Be careful about combining batches in one recipe. If you have a cookie recipe that uses measures instead of weights, it’s better not to do them in more than one batch at a time, but you don’t need to clean the bowl between each batch that you make. Make the lightest type of batch first; for example, make sugar cookie dough before you make chocolate chip cookies, before you make peanut butter cookies. Consider the flavor, the ingredients, and everything before making the batches so that you can wash as little as possible.
The important thing about all day batch cooking is that you can choose to make only one type of baked good or you can make a number of different baked goods depending on how many people you need to feed.
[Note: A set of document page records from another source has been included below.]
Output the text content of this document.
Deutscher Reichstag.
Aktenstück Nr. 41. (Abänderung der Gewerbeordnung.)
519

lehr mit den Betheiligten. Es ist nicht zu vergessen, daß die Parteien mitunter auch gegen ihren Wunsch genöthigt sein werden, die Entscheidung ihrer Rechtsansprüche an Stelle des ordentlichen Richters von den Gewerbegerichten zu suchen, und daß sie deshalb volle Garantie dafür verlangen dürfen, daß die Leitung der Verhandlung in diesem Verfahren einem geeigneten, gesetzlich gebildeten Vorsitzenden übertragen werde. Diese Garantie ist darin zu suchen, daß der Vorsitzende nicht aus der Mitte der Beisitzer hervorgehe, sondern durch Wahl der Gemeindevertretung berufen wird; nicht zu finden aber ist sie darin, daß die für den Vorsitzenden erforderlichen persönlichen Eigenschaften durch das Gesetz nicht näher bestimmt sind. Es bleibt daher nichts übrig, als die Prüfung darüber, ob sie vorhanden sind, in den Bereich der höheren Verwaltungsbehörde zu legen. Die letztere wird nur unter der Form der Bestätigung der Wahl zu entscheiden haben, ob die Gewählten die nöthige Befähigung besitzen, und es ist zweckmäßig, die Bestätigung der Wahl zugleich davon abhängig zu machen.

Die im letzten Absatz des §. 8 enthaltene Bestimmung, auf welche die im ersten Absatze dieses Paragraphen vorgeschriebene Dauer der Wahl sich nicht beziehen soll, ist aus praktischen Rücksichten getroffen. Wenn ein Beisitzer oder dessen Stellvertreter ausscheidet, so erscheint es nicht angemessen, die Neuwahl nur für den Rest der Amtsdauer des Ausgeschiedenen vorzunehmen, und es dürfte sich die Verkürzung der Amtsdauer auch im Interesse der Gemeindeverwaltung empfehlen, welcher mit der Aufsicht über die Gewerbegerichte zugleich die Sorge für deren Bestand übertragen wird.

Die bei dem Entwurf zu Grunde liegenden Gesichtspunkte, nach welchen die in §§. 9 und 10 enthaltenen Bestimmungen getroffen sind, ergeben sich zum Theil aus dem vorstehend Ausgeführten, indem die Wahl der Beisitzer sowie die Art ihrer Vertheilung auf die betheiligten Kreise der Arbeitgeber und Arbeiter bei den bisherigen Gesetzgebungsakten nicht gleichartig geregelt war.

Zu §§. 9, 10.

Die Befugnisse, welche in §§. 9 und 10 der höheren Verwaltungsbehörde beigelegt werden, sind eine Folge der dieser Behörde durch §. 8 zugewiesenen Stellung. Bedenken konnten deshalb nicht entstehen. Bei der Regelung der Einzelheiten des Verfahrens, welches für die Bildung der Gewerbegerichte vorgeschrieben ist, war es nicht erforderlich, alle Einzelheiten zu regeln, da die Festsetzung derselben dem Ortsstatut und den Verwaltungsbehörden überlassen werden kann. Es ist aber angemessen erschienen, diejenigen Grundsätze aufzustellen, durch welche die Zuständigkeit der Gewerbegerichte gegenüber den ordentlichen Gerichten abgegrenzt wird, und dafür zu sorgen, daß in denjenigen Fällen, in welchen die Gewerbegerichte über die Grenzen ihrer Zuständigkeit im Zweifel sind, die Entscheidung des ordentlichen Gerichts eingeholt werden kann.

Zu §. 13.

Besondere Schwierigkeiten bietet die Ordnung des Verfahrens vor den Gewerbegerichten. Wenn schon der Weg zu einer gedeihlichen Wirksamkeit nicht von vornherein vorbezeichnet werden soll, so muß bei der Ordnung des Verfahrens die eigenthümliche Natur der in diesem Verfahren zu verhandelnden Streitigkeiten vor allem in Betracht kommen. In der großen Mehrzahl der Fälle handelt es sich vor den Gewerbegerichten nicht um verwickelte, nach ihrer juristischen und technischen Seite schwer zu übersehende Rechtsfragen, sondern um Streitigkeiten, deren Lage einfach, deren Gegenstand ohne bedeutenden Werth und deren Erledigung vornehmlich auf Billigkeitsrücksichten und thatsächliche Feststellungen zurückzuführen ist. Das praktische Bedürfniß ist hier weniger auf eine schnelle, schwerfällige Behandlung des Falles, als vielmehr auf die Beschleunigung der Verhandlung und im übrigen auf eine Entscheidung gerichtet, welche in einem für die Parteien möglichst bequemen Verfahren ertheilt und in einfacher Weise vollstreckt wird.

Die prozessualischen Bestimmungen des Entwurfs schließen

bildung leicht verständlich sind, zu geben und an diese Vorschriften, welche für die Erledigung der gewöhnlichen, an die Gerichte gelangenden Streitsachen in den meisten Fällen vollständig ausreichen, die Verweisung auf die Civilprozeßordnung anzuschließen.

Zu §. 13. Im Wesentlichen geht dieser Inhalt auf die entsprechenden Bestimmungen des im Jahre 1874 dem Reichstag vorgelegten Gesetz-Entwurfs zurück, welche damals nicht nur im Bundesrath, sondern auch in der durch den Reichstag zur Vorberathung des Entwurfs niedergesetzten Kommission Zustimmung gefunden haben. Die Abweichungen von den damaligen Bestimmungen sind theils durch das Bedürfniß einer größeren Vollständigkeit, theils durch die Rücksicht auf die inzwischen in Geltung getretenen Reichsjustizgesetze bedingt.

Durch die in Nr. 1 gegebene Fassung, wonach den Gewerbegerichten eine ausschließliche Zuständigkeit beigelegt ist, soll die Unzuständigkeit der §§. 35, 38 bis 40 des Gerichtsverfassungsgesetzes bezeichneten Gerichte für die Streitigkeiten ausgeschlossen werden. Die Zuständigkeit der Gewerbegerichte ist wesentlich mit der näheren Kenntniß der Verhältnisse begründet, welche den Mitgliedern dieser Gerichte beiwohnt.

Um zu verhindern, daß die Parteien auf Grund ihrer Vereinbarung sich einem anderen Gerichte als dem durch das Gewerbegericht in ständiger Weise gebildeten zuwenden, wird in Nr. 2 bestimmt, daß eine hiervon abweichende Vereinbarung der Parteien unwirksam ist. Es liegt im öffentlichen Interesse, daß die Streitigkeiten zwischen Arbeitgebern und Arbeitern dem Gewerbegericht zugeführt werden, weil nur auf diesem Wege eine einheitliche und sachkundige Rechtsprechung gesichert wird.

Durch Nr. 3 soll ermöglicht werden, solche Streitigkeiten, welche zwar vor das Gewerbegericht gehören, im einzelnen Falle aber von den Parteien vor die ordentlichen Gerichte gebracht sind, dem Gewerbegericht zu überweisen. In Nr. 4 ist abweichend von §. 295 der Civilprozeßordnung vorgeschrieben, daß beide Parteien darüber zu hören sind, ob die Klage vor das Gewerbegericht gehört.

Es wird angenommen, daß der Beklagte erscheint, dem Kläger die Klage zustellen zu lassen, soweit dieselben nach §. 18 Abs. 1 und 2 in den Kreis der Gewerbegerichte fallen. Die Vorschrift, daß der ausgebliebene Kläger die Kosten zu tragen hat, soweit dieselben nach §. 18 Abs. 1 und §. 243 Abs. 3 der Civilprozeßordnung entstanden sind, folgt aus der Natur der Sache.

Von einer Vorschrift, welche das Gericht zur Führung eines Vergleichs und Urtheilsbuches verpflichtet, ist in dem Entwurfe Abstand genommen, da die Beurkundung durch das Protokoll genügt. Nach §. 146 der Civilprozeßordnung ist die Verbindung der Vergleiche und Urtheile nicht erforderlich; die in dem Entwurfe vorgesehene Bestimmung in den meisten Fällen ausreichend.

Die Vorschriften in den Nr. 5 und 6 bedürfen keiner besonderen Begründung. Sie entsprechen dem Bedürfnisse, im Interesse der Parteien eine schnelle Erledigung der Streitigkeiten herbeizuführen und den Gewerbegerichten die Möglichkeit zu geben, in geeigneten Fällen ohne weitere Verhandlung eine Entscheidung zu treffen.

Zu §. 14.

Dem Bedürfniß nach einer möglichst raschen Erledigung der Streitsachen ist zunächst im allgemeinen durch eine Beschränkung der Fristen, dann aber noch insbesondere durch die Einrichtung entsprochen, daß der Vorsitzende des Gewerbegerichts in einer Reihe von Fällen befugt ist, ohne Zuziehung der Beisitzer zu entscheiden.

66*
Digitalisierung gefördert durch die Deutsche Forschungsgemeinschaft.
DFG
Don’t try to stuff your oven too full. At most, you’ll want to cook two pies, four loaves of bread, and one large sheet of cookies at a time in one oven. Putting too many things in one oven can drastically change the temperature settings. Also, putting a dry item with a moist item in the oven at the same time can change the temperature needs. Read directions, plan ahead, and you’ll be fine.
- 1 box vanilla cake mix
- 1/3 cup vegetable oil
- 2 eggs
- Zest of one orange
- Orange gel food coloring
- Granulated sugar in a shallow bowl
- Powdered sugar in a shallow bowl
- In a large bowl, mix together cake mix, oil, eggs and orange zest.
- Once the cookie dough forms, add one dot of gel food coloring.
- Mix until cookie dough is completely colored.
- Wrap the cookie dough in plastic and chill in the refrigerator for 20 minutes.
- After the designated chilling time, preheat oven to 350 degrees and remove the dough from the fridge.
- Line a baking sheet with parchment paper.
- Roll cookie dough into 1 ½ inch balls. Coat with granulated sugar and then into the powdered sugar. Place on lined baking sheet, at least 1 ½ – 2 inches apart from each other.